Left to my own devices, I would have refused the meds-and did so for the first two days I was back on the ward. If I'm in crisis, I don't want just anyone treating me: ideally that peer would have the CPRP designation [certified psychiatric rehabilitation professional]. T
The second time I was on the ward, as soon as I began taking the meds, I quickly became embarrassed I landed in the hospital again. So I marched up to the nurses station one night to talk to the woman about this. She wouldn't listen and told me, "Talk to your therapist about it in the morning."

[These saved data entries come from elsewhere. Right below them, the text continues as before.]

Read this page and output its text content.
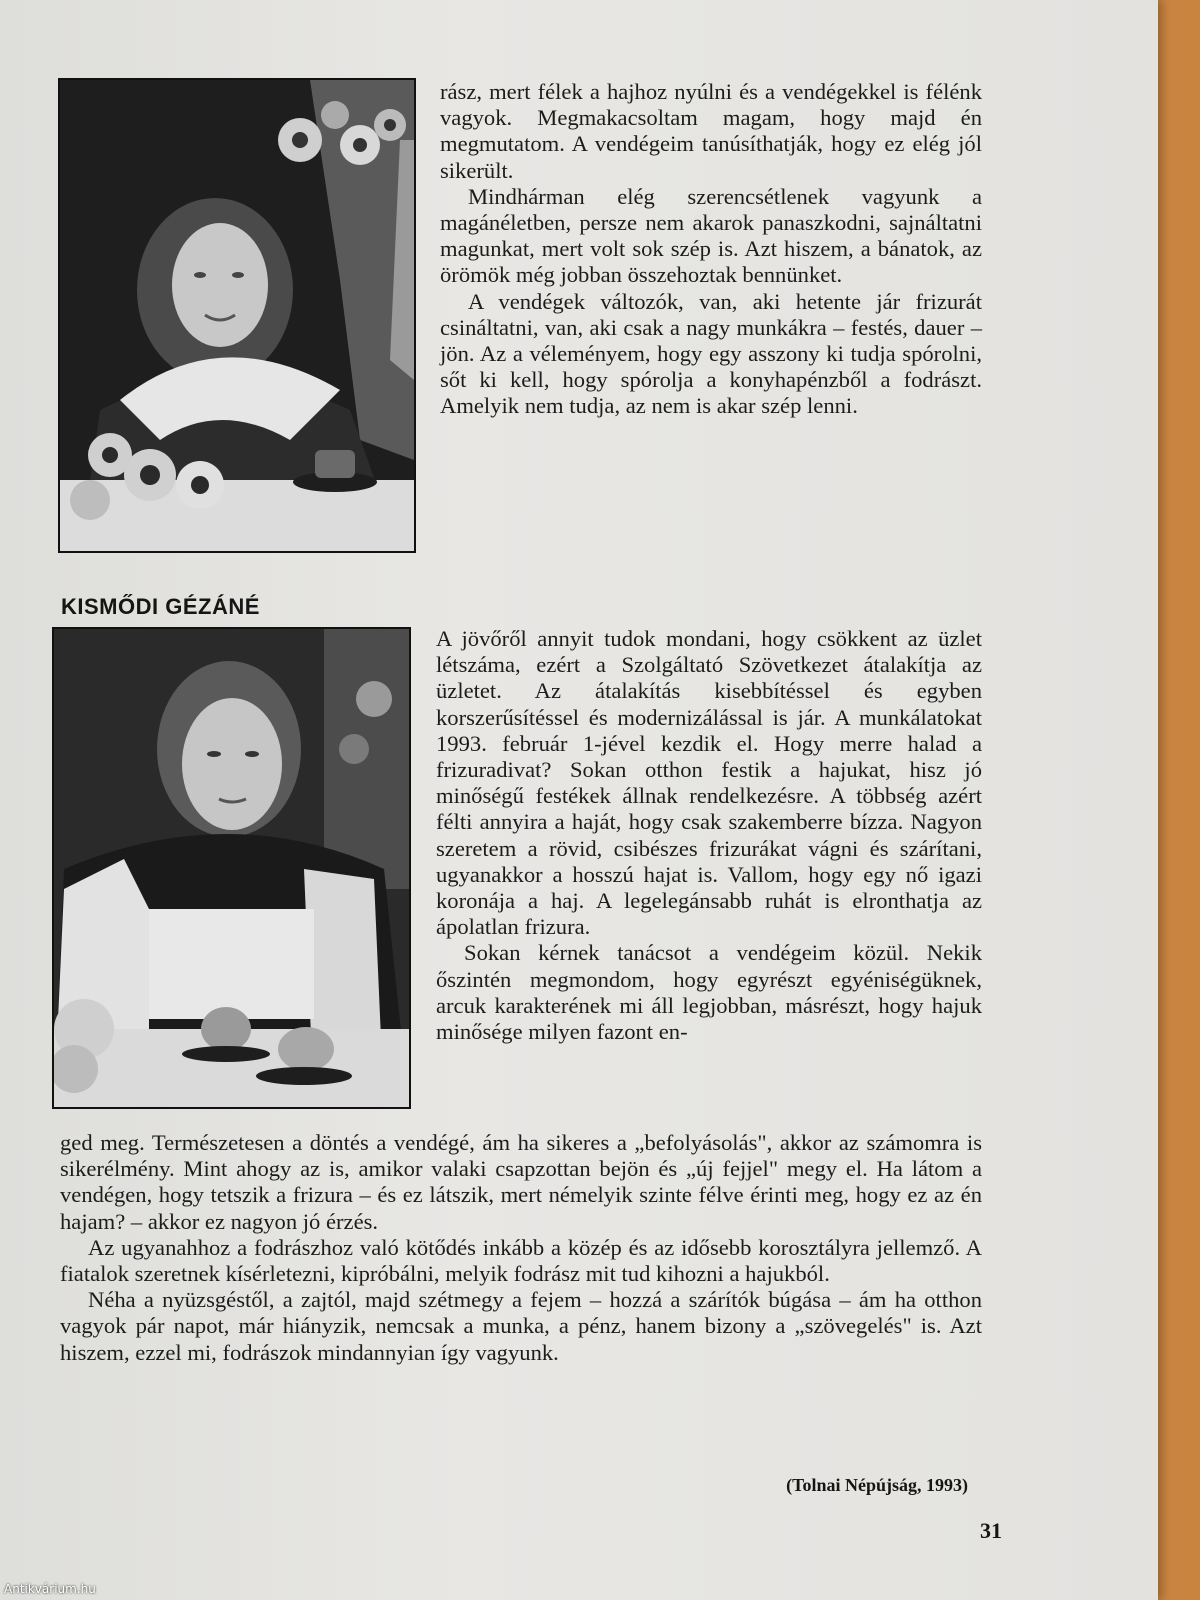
rász, mert félek a hajhoz nyúlni és a vendégekkel is félénk vagyok. Megmakacsoltam magam, hogy majd én megmutatom. A vendégeim tanúsíthatják, hogy ez elég jól sikerült.

Mindhárman elég szerencsétlenek vagyunk a magánéletben, persze nem akarok panaszkodni, sajnáltatni magunkat, mert volt sok szép is. Azt hiszem, a bánatok, az örömök még jobban összehoztak bennünket.

A vendégek változók, van, aki hetente jár frizurát csináltatni, van, aki csak a nagy munkákra – festés, dauer – jön. Az a véleményem, hogy egy asszony ki tudja spórolni, sőt ki kell, hogy spórolja a konyhapénzből a fodrászt. Amelyik nem tudja, az nem is akar szép lenni.

KISMŐDI GÉZÁNÉ

A jövőről annyit tudok mondani, hogy csökkent az üzlet létszáma, ezért a Szolgáltató Szövetkezet átalakítja az üzletet. Az átalakítás kisebbítéssel és egyben korszerűsítéssel és modernizálással is jár. A munkálatokat 1993. február 1-jével kezdik el. Hogy merre halad a frizuradivat? Sokan otthon festik a hajukat, hisz jó minőségű festékek állnak rendelkezésre. A többség azért félti annyira a haját, hogy csak szakemberre bízza. Nagyon szeretem a rövid, csibészes frizurákat vágni és szárítani, ugyanakkor a hosszú hajat is. Vallom, hogy egy nő igazi koronája a haj. A legelegánsabb ruhát is elronthatja az ápolatlan frizura.

Sokan kérnek tanácsot a vendégeim közül. Nekik őszintén megmondom, hogy egyrészt egyéniségüknek, arcuk karakterének mi áll legjobban, másrészt, hogy hajuk minősége milyen fazont en-

ged meg. Természetesen a döntés a vendégé, ám ha sikeres a „befolyásolás", akkor az számomra is sikerélmény. Mint ahogy az is, amikor valaki csapzottan bejön és „új fejjel" megy el. Ha látom a vendégen, hogy tetszik a frizura – és ez látszik, mert némelyik szinte félve érinti meg, hogy ez az én hajam? – akkor ez nagyon jó érzés.

Az ugyanahhoz a fodrászhoz való kötődés inkább a közép és az idősebb korosztályra jellemző. A fiatalok szeretnek kísérletezni, kipróbálni, melyik fodrász mit tud kihozni a hajukból.

Néha a nyüzsgéstől, a zajtól, majd szétmegy a fejem – hozzá a szárítók búgása – ám ha otthon vagyok pár napot, már hiányzik, nemcsak a munka, a pénz, hanem bizony a „szövegelés" is. Azt hiszem, ezzel mi, fodrászok mindannyian így vagyunk.

(Tolnai Népújság, 1993)
31
Antikvárium.hu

Though that certainly wasn't unethical behavior, her comment showed a lack of compassion and her unwillingness to give comfort. I was on the ward for a total of two weeks that summer and most likely discharged right away because I had no health insurance. Plus I had to return to my job which my boss lobbied to keep open for me although management wanted to boot me out.
I will refer back to Ms. Dolan's vacation analogy. I could see the benefit of respite care if the word crisis was not used as a modifier in the same sentence. All of us, whether diagnosed with a mental illness or not, experience times of stress to a greater degree than is routine. So if a peer couldn't afford a vacation to Bermuda and needed a place to chill out for awhile, respite care makes sense.
In my own life, I have the option of traveling to Virginia to visit a friend who wants to show me Old Town and various historic sites. The cost: free lodging in his spare bedroom and money for the train, restaurants and souvenirs.
Lastly, respite care might be an alternative if a psychiatrist in the community had instituted a cross-titer from one drug to another for a patient. As long as you have been stable on the outside, there is often no reason to be admitted to a hospital to execute a medication change. So respite care woulc smooth out the bumps while a patient adjusts to the new medication.
As for me, I'm getting on that train to Virginia in April.